Hari pembantaian pun tiba. Segala doa sudah kupanjatkan, agar aku tidak gemeteran menghadapi dia. Awalnya berjalan seperti rencana. Tapi, begitu masuk ke sesi pembantaian, alias pengujian, ada hal “aneh” yang menurutku ga bakal ada titik temu.

Jadi, aku sama dosen itu beda mazhab beb soal metodologi penelitian. Karena mazhabnya beda, otomatis fokusnya juga akan beda.

Materi yang kupelajari, dan data yang bulanan sudah serupa kencan, seperti tidak ada gunanya. Karena jawaban Dan dataku tidak akan pernah benar dengan penguji yang paham metodologinya berbeda.

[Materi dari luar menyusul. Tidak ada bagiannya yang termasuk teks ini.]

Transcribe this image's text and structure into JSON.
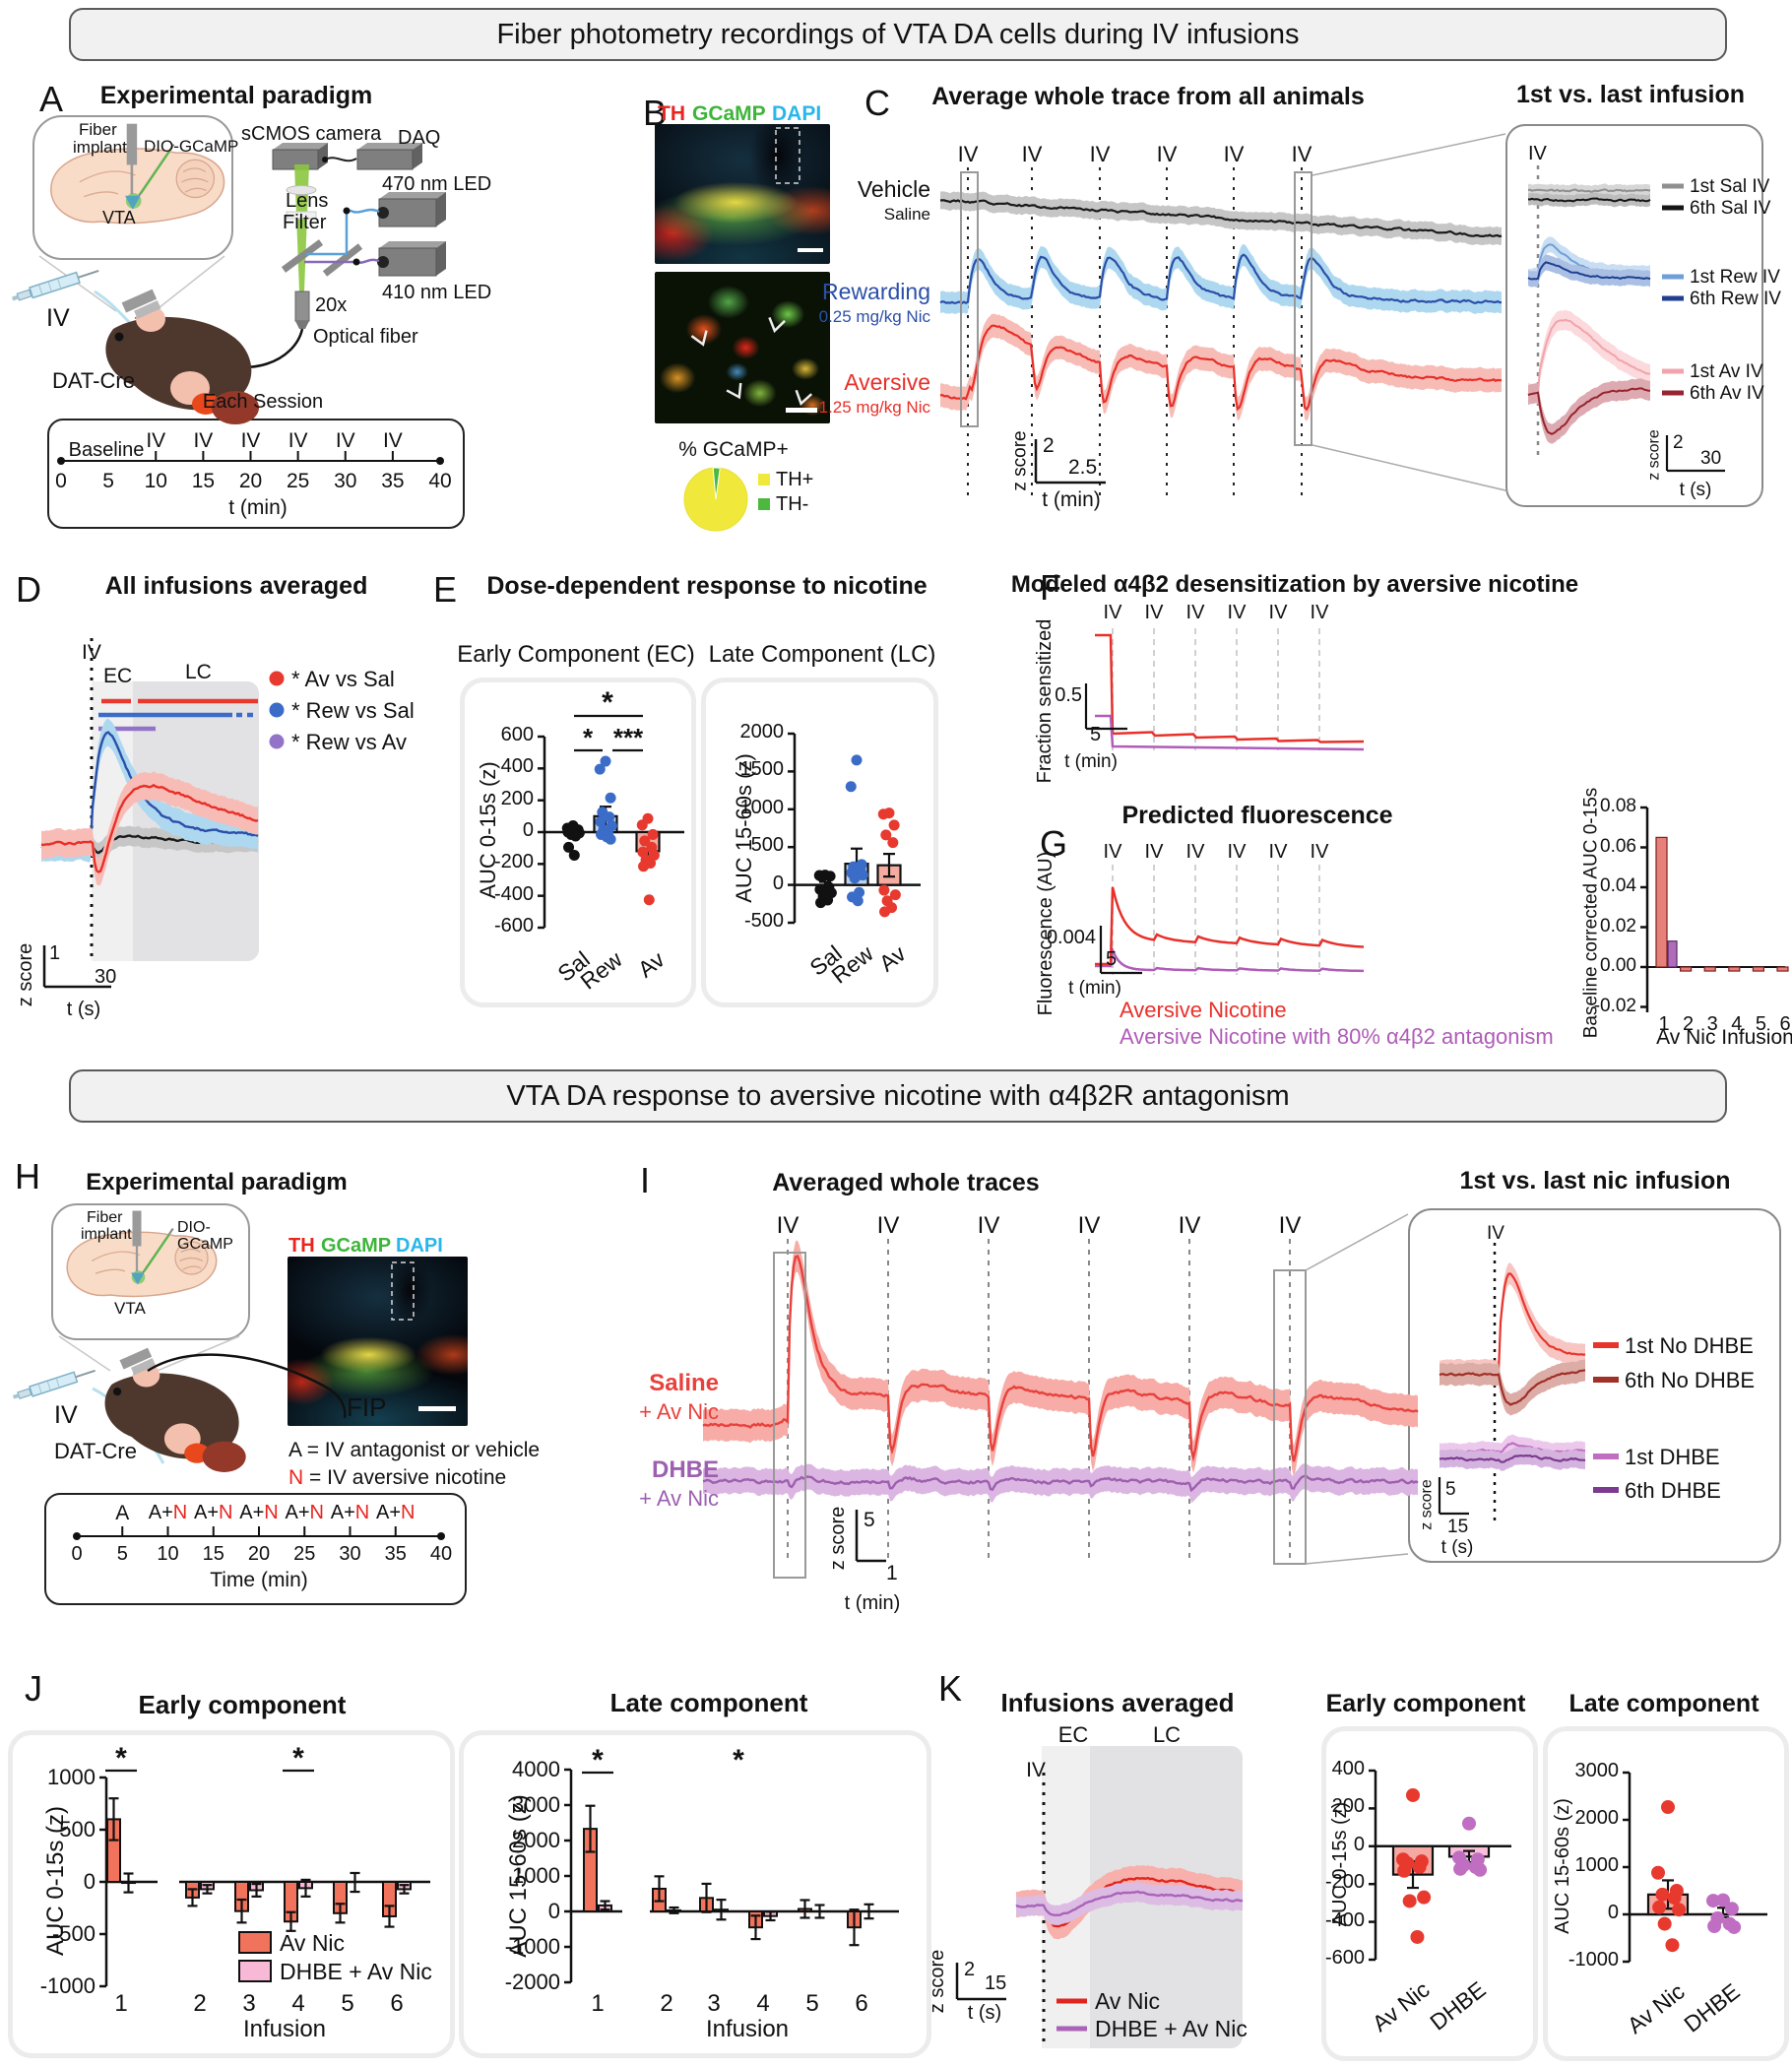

Aku dicecer habis-habisan. Sejatinya aku mau bilang ke orang-orang yang ada dalam ruangan itu.Pemahaman metodologi penguji kontra dengan metodologi tugas akhirku. Sebagian jawabanku tidak akan pas untuk pertanyaan beliau

Tapi di sana kan aku seorang mirip terdakwa atau pesakitan. Aku ga punya hak suara. Akhirnya aku hanya bisa diam, berusaha terima disalahkan yang sejatinya karena beda pemahaman.

Keluar sidang, nuraniku berontak. Dalam hati aku tidak terima diperlakukan seperti itu.Dosen tidak selalu benar.Mahasiswa juga tidak selalu salah.Tapi, di ruang sidang, aku lebih mirip pesakitan tanpa bisa mengutarakan hal dasar yang membuat pengujian serupa pembantaian

Di sudut kampus, aku lemas terduduk. Melihat nanar ke depan. Air bening tanpa kuminta mengalir dari sudut mataku. Perjuanganku belajar hingga pagi seperti sia-sia.

Satu-satunya hal yang membuatku masih agak lega adalah ucapan dosen itu kalau karyaku bagus, di depan penguji lain. Hal yang sangat jarang dia sampaikan. Tapi dalam hati, kalau bagus, kenapa dataku disalahkan?

Saat air mataku terus menerobos dari sudut mata, suara hatiku yang terdengar dari jauh berkata “Terima saja, jika proses sidang ini tak seperti yang kamu kira.”

Respons, perlakuan dosen penguji selama sidang merupakan hal yang tidak bisa kukontrol atau indifferent yang tak kuinginkan. Jika aku tak terima, aku mau protes sama siapa?